5. Who will benefit from the meat? Only European companies will make a tidy profit from the meat and spend next to nothing in Oklahoma except lawyer fees.

Maybe we should start eating them too?

These plants have terrible safety and environmental records and have been closed in this country for many reasons besides the ones I asked about.

These plants were close because a bunch of bleeding hearts think its mean, and have found some bad videos to support there case and got a lot of people that have nothing to do with the horse industry to agree with them. The lose of the meat prices on horses has caused a lot of problems in the horse industry.

2. Who will work in the plant? This work has usually been done by experienced people coming from a country just to the south of us whether they have work papers or not. They should fit right in with the local population in Oklahoma.

This I think was out of line and uncalled for.

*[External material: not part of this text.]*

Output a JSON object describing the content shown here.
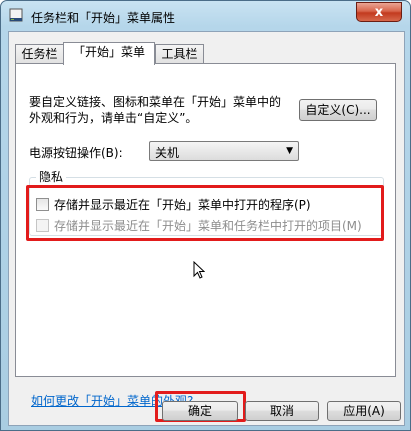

The issue of illegal imagination is a much bigger problem then the slaughter industry. Not to mention the "slight" racist tone.

7. Who is going to compensate me when my horse is stolen and the thief drives straight to the gates of the slaughterhouse with phony ownership papers to sell it? No one. At least now, I may be able to catch the horse at an auction or find out where it went for it's 18 hour drive and stop it and hope it's not injured too badly. The slaughterhouse doesn't have time to back check the history of all of the horses it receives and won't care about brands, tattoos or chips if it has a bill of sale.

Really?? are you really going there. Was horse stealing really that big a problem before the slaughter ban? I don't know about OK but Montana is a brand state, its not that easy to steal and sell a horse is it. I Think you are just looking for "reason" to fight it.
Just tell the truth you don't agree with the slaughter of horses. Its ok you are free to believe what ever you like. Coming up with all these other "reason" is just you trying to say no matter how or where it happens you do not agree.

Good luck with your fight you have every right to try to stop it from happening in your state.